Of the seven liberal arts and sciences, Geometry holds a singular position in Freemasonry: it is not merely one of seven equals but the supreme science, the foundation on which the entire superstructure of the Craft rests. The Fellow Craft lecture states it directly: "Geometry, the first and noblest of sciences, is the basis upon which the superstructure of Freemasonry is erected." Every Masonic symbol is a geometric symbol. Every working tool is a geometric instrument. Every lodge is a geometric space. The letter G that hangs in the east of every lodge — above the Worshipful Master's chair, within the blazing star — stands simultaneously for Geometry and for God: because in the Masonic tradition, these two words point to the same reality. The universe is a geometric construction, and the mind that understands Geometry is approaching the mind of the universe's architect.
The letter G suspended in the east of the lodge — within or adjacent to the blazing star, always in the most honoured position in the room — carries three simultaneous meanings that Masonic tradition weaves together deliberately:
Geometry — the mathematical science of form, proportion and spatial relationship that is both the operative craft's primary tool and the speculative Craft's primary symbol. Without Geometry, no building can be designed or constructed. Without Geometry, no Masonic symbol can be correctly understood. The letter G marks Geometry as the centre of the lodge's intellectual programme. God — the Supreme Being whose existence Masonry requires of every candidate, regardless of which religious tradition that belief takes form in. The lodge is not a church and takes no position on theology, but it insists that the Mason acknowledge a higher power. The G in the east places that acknowledgment at the centre and highest point of the lodge's visual field. Grand Architect of the Universe — the specifically Masonic title for the divine: not the God of any particular tradition but the cosmic intelligence that designed and built the universe — understood, in the Masonic framework, as a geometer, a builder, a craftsman who worked according to mathematical principles. The Grand Architect title, introduced into Masonic use by Elias Ashmole in the 17th century and borrowed from Calvin's earlier theological usage, expresses the Masonic conviction that the universe is a designed artefact and that its design is geometrical.
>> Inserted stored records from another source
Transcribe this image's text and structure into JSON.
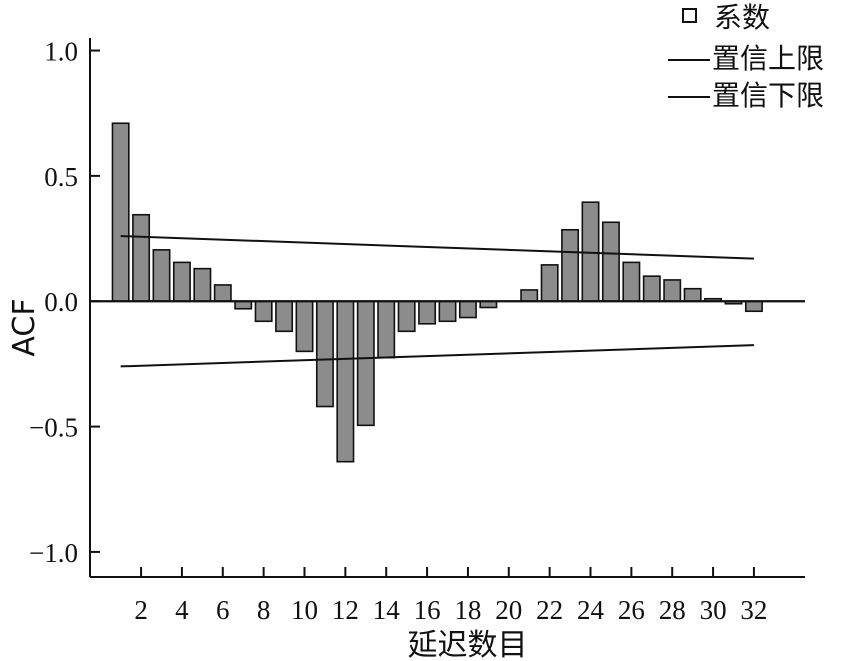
{
  "chart_data": {
    "type": "bar",
    "xlabel": "延迟数目",
    "ylabel": "ACF",
    "ylim": [
      -1.1,
      1.05
    ],
    "xlim": [
      -0.5,
      34.5
    ],
    "yticks": [
      1.0,
      0.5,
      0.0,
      -0.5,
      -1.0
    ],
    "ytick_labels": [
      "1.0",
      "0.5",
      "0.0",
      "−0.5",
      "−1.0"
    ],
    "xticks": [
      2,
      4,
      6,
      8,
      10,
      12,
      14,
      16,
      18,
      20,
      22,
      24,
      26,
      28,
      30,
      32
    ],
    "grid": false,
    "legend_position": "top-right",
    "x": [
      1,
      2,
      3,
      4,
      5,
      6,
      7,
      8,
      9,
      10,
      11,
      12,
      13,
      14,
      15,
      16,
      17,
      18,
      19,
      20,
      21,
      22,
      23,
      24,
      25,
      26,
      27,
      28,
      29,
      30,
      31,
      32
    ],
    "series": [
      {
        "name": "系数",
        "values": [
          0.71,
          0.345,
          0.205,
          0.155,
          0.13,
          0.065,
          -0.03,
          -0.08,
          -0.12,
          -0.2,
          -0.42,
          -0.64,
          -0.495,
          -0.225,
          -0.12,
          -0.09,
          -0.08,
          -0.065,
          -0.025,
          0.0,
          0.045,
          0.145,
          0.285,
          0.395,
          0.315,
          0.155,
          0.1,
          0.085,
          0.05,
          0.01,
          -0.01,
          -0.04
        ]
      },
      {
        "name": "置信上限",
        "type": "line",
        "x": [
          1,
          32
        ],
        "values": [
          0.26,
          0.17
        ]
      },
      {
        "name": "置信下限",
        "type": "line",
        "x": [
          1,
          32
        ],
        "values": [
          -0.26,
          -0.175
        ]
      }
    ]
  }
}
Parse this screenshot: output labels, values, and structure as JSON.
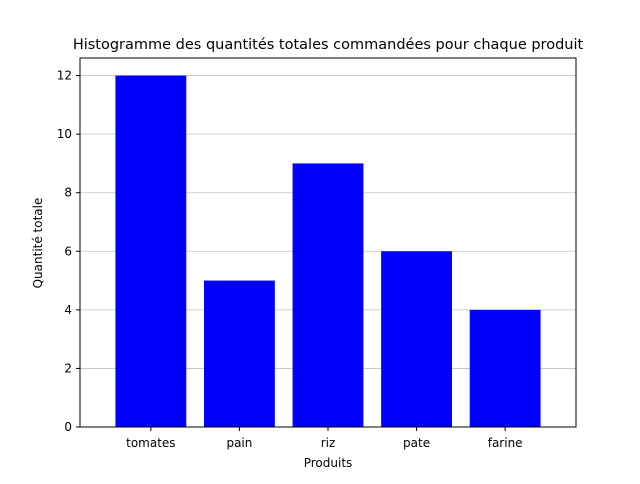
{
  "chart_data": {
    "type": "bar",
    "title": "Histogramme des quantités totales commandées pour chaque produit",
    "xlabel": "Produits",
    "ylabel": "Quantité totale",
    "categories": [
      "tomates",
      "pain",
      "riz",
      "pate",
      "farine"
    ],
    "values": [
      12,
      5,
      9,
      6,
      4
    ],
    "ylim": [
      0,
      12.6
    ],
    "yticks": [
      0,
      2,
      4,
      6,
      8,
      10,
      12
    ],
    "grid": "y",
    "bar_color": "#0000ff",
    "grid_color": "#c0c0c0"
  }
}
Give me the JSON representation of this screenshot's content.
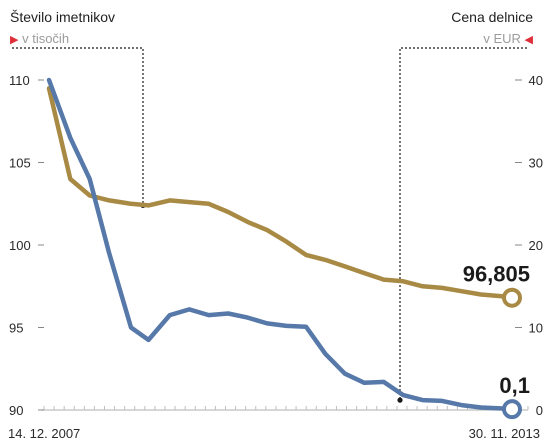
{
  "header": {
    "left_title": "Število imetnikov",
    "left_unit": "v tisočih",
    "right_title": "Cena delnice",
    "right_unit": "v EUR",
    "arrow_color": "#e0303a"
  },
  "chart_data": {
    "type": "line",
    "x_start_label": "14. 12. 2007",
    "x_end_label": "30. 11. 2013",
    "left_axis": {
      "ticks": [
        110,
        105,
        100,
        95,
        90
      ],
      "ylim": [
        90,
        111
      ]
    },
    "right_axis": {
      "ticks": [
        40,
        30,
        20,
        10,
        0
      ],
      "ylim": [
        0,
        42
      ]
    },
    "x": [
      0,
      0.046,
      0.088,
      0.13,
      0.177,
      0.215,
      0.261,
      0.303,
      0.345,
      0.387,
      0.429,
      0.471,
      0.513,
      0.555,
      0.597,
      0.639,
      0.681,
      0.723,
      0.765,
      0.807,
      0.849,
      0.891,
      0.933,
      0.975,
      1
    ],
    "series": [
      {
        "axis": "left",
        "color": "#a88a45",
        "end_label": "96,805",
        "values": [
          109.5,
          104,
          103,
          102.7,
          102.5,
          102.4,
          102.7,
          102.6,
          102.5,
          102,
          101.4,
          100.9,
          100.2,
          99.4,
          99.1,
          98.7,
          98.3,
          97.9,
          97.8,
          97.5,
          97.4,
          97.2,
          97.0,
          96.9,
          96.805
        ]
      },
      {
        "axis": "right",
        "color": "#5679a9",
        "end_label": "0,1",
        "values": [
          40,
          33,
          28,
          19,
          10,
          8.5,
          11.5,
          12.2,
          11.5,
          11.7,
          11.2,
          10.5,
          10.2,
          10.1,
          6.8,
          4.4,
          3.3,
          3.4,
          1.8,
          1.2,
          1.1,
          0.6,
          0.3,
          0.2,
          0.1
        ]
      }
    ],
    "annotations": [
      {
        "series": 0,
        "point": 5
      },
      {
        "series": 1,
        "point": 19
      }
    ]
  }
}
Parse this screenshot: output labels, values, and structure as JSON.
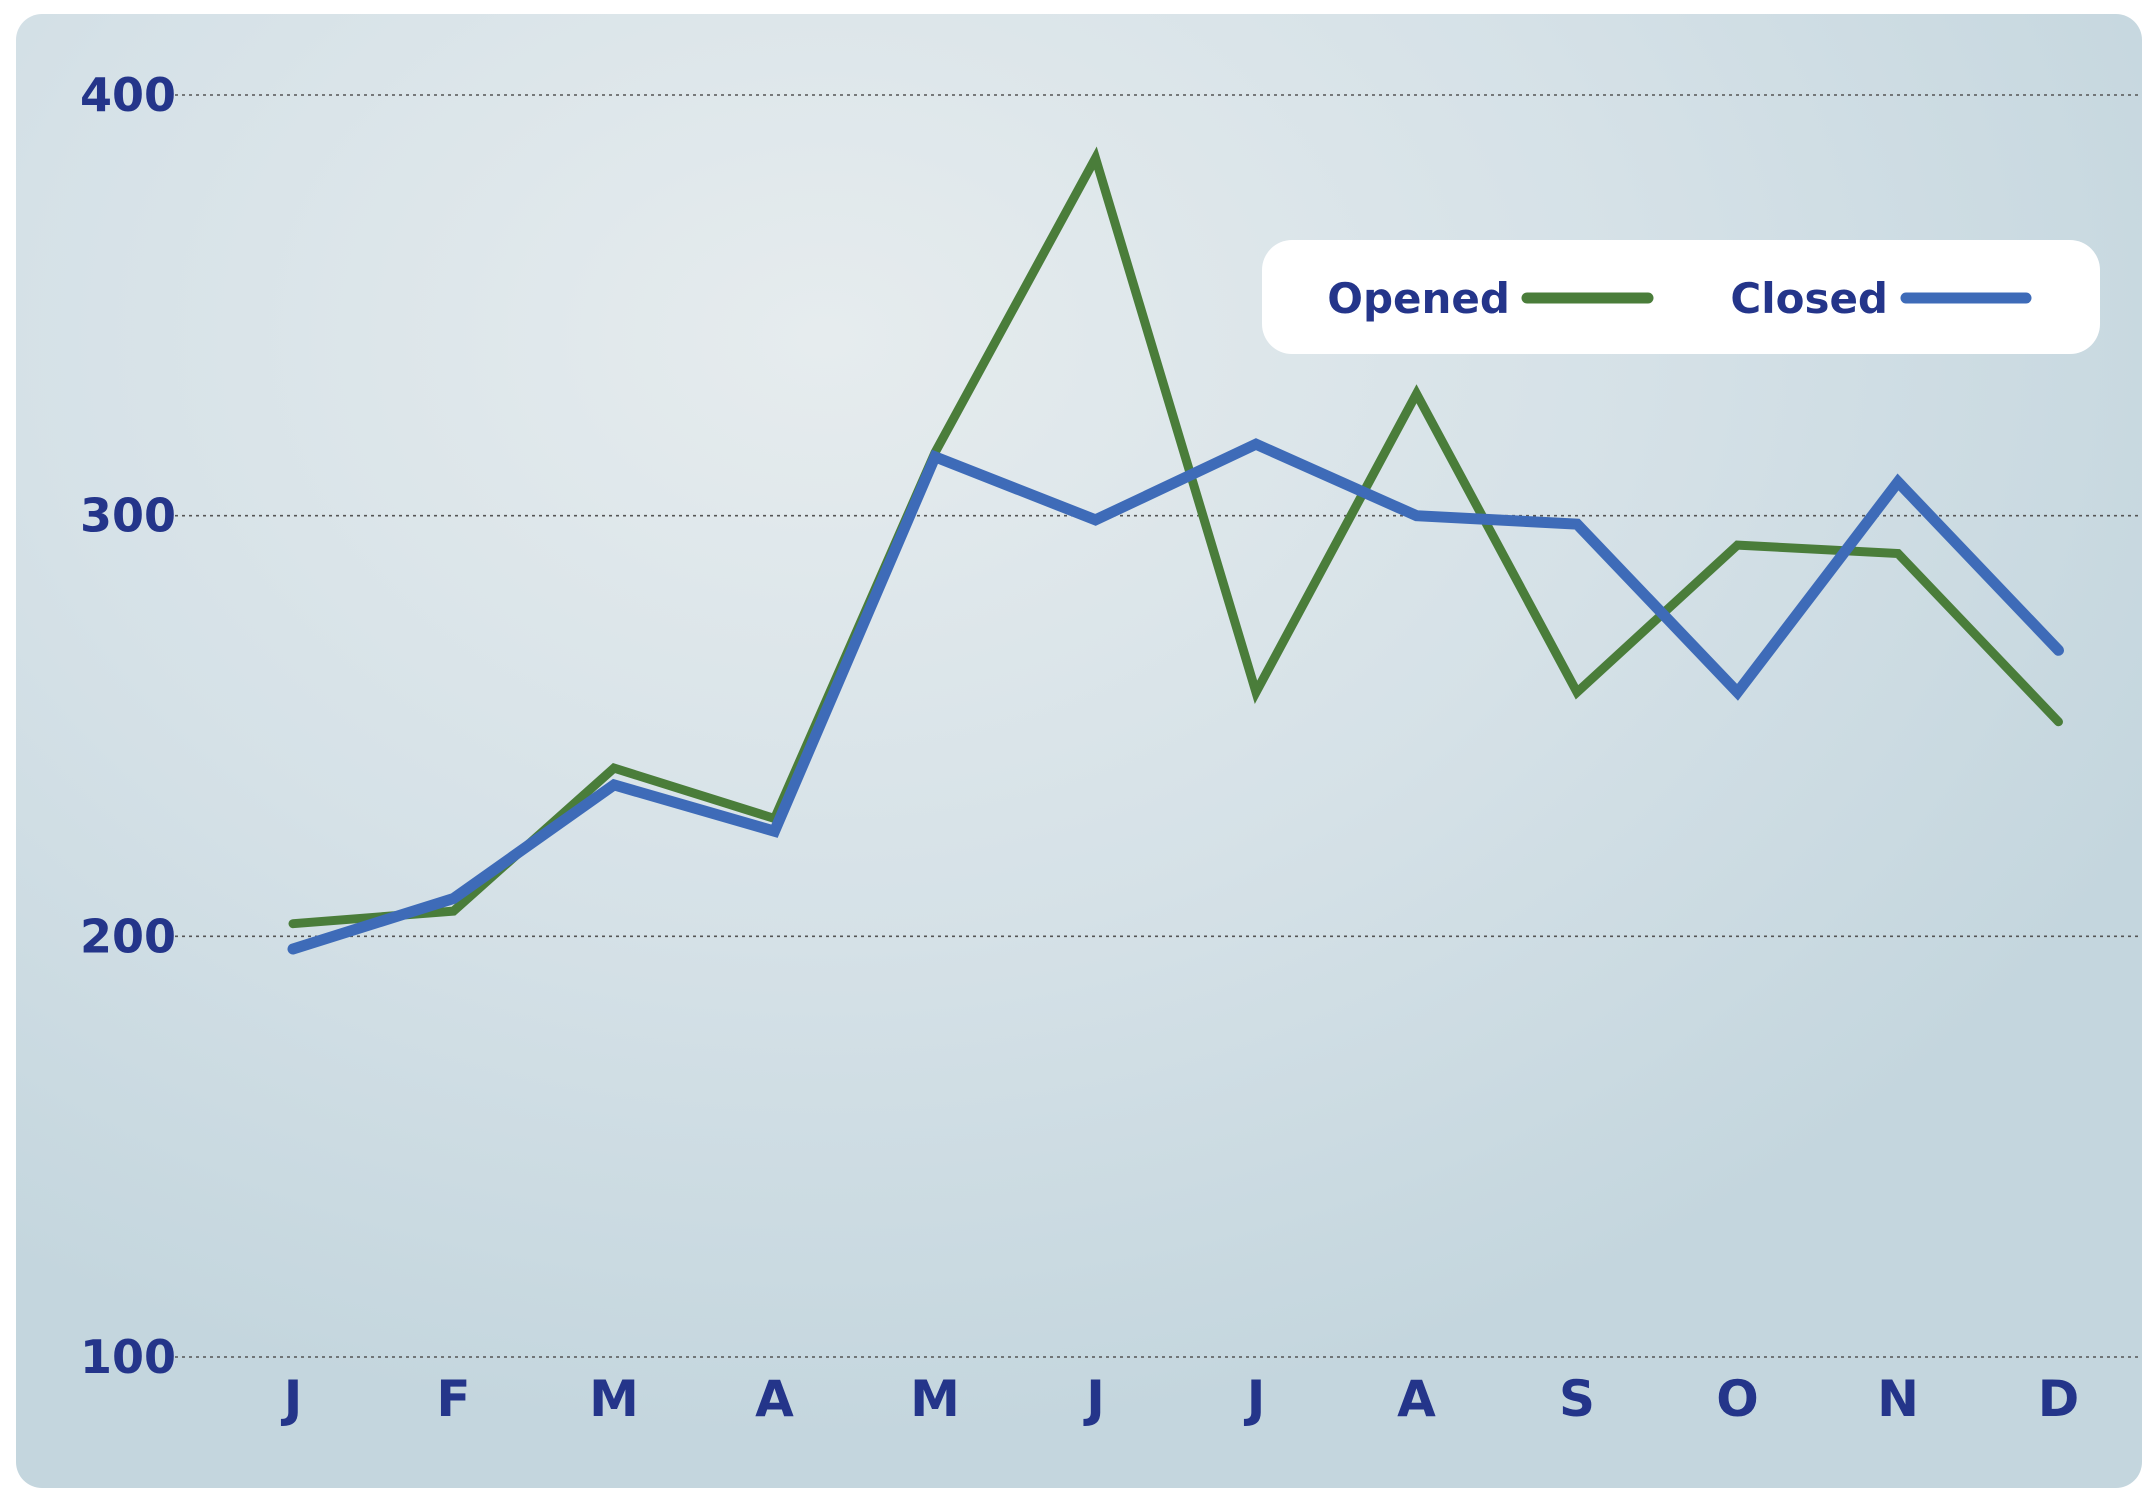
{
  "chart_data": {
    "type": "line",
    "title": "",
    "xlabel": "",
    "ylabel": "",
    "categories": [
      "J",
      "F",
      "M",
      "A",
      "M",
      "J",
      "J",
      "A",
      "S",
      "O",
      "N",
      "D"
    ],
    "ylim": [
      100,
      400
    ],
    "y_ticks": [
      "100",
      "200",
      "300",
      "400"
    ],
    "grid": "horizontal dotted",
    "legend_position": "top-right",
    "series": [
      {
        "name": "Opened",
        "color": "#4a7d3a",
        "values": [
          203,
          206,
          240,
          228,
          315,
          385,
          258,
          329,
          258,
          293,
          291,
          251
        ]
      },
      {
        "name": "Closed",
        "color": "#3e6bb8",
        "values": [
          197,
          209,
          236,
          225,
          314,
          299,
          317,
          300,
          298,
          258,
          308,
          268
        ]
      }
    ]
  },
  "colors": {
    "text": "#24358a",
    "gridline": "#555555",
    "legend_bg": "#ffffff"
  }
}
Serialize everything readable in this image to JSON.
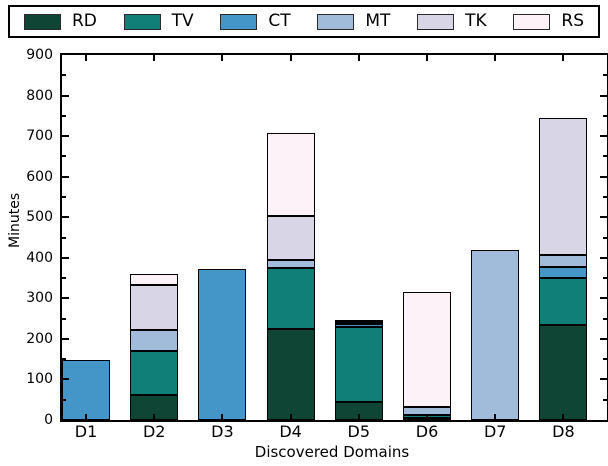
{
  "chart_data": {
    "type": "bar",
    "subtype": "stacked-vertical",
    "title": "",
    "xlabel": "Discovered Domains",
    "ylabel": "Minutes",
    "ylim": [
      0,
      900
    ],
    "yticks": [
      0,
      100,
      200,
      300,
      400,
      500,
      600,
      700,
      800,
      900
    ],
    "minor_ytick_step": 50,
    "grid": false,
    "legend_position": "top",
    "categories": [
      "D1",
      "D2",
      "D3",
      "D4",
      "D5",
      "D6",
      "D7",
      "D8"
    ],
    "series": [
      {
        "name": "RD",
        "color": "#0e4534",
        "values": [
          0,
          62,
          0,
          225,
          45,
          6,
          0,
          235
        ]
      },
      {
        "name": "TV",
        "color": "#0f7f78",
        "values": [
          0,
          108,
          0,
          151,
          185,
          6,
          0,
          115
        ]
      },
      {
        "name": "CT",
        "color": "#4596c8",
        "values": [
          148,
          0,
          372,
          0,
          6,
          0,
          0,
          28
        ]
      },
      {
        "name": "MT",
        "color": "#a1bcdb",
        "values": [
          0,
          52,
          0,
          18,
          5,
          21,
          420,
          30
        ]
      },
      {
        "name": "TK",
        "color": "#d8d5e6",
        "values": [
          0,
          112,
          0,
          110,
          5,
          0,
          0,
          336
        ]
      },
      {
        "name": "RS",
        "color": "#fcf2f7",
        "values": [
          0,
          26,
          0,
          204,
          0,
          282,
          0,
          0
        ]
      }
    ],
    "bar_totals": [
      148,
      360,
      372,
      708,
      246,
      315,
      420,
      744
    ],
    "axis_color": "#000000",
    "bar_edge_color": "#000000"
  }
}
The Blazing Star: the blazing star in which the letter G is often displayed is one of Masonry's most ancient and multi-layered symbols. At its simplest, it represents the sun — the source of light and life, the master luminary that governs the lodge's orientation (East, where the sun rises, is where the Worshipful Master sits). In higher-degree Masonry, the blazing star is associated with the star Sirius — the star whose heliacal rising marked the beginning of the Egyptian year and the annual Nile flood; the star associated with Isis and with the divine knowledge that descends to humanity. In still other interpretations, the blazing star is the five-pointed star — the pentagram of the Pythagoreans, the geometric form produced by the golden ratio, the symbol of the human body in Leonardo's Vitruvian Man. All of these interpretations converge on the same point: the blazing star marks the presence of cosmic order — geometric, astronomical and divine — at the centre of the lodge.
The Compasses — one of the three great lights on the altar, the jewel of the Senior Grand Warden — are Geometry's working tool and one of Masonry's most immediately recognisable symbols. The operative compasses were used to draw circles, to transfer measurements and to describe arcs: the fundamental geometric operations of design. The speculative meaning extends this practical function into a complete moral philosophy:
The Compasses circumscribe a circle — they define a boundary, marking out a specific area from the infinite space available. In Masonic teaching, the Compasses symbolise the moral boundary that the Mason draws around his desires and ambitions: "to circumscribe our desires and keep our passions within due bounds" is the explicit Masonic teaching associated with the Compasses. The person who can draw a circle — who can define a clear boundary between what is within and what is outside — is the person who can define the limits of acceptable conduct and maintain them under pressure. Geometry's circle is Ethics made spatial.
The Compasses and Square together — combined in the central Masonic emblem visible on every lodge building, every apron and every ring — represent the integration of Geometry and Logic: the science of form (Compasses) combined with the instrument of right angle (Square). Together they produce the complete working toolkit: the ability to design and the ability to build truly. Together they also represent the integration of heaven and earth, spiritual aspiration (the Compasses describe the arc of the sky) and material rectitude (the Square confirms the earth's perpendicularity). The central Masonic emblem is Geometry meeting Logic at the point where design becomes construction.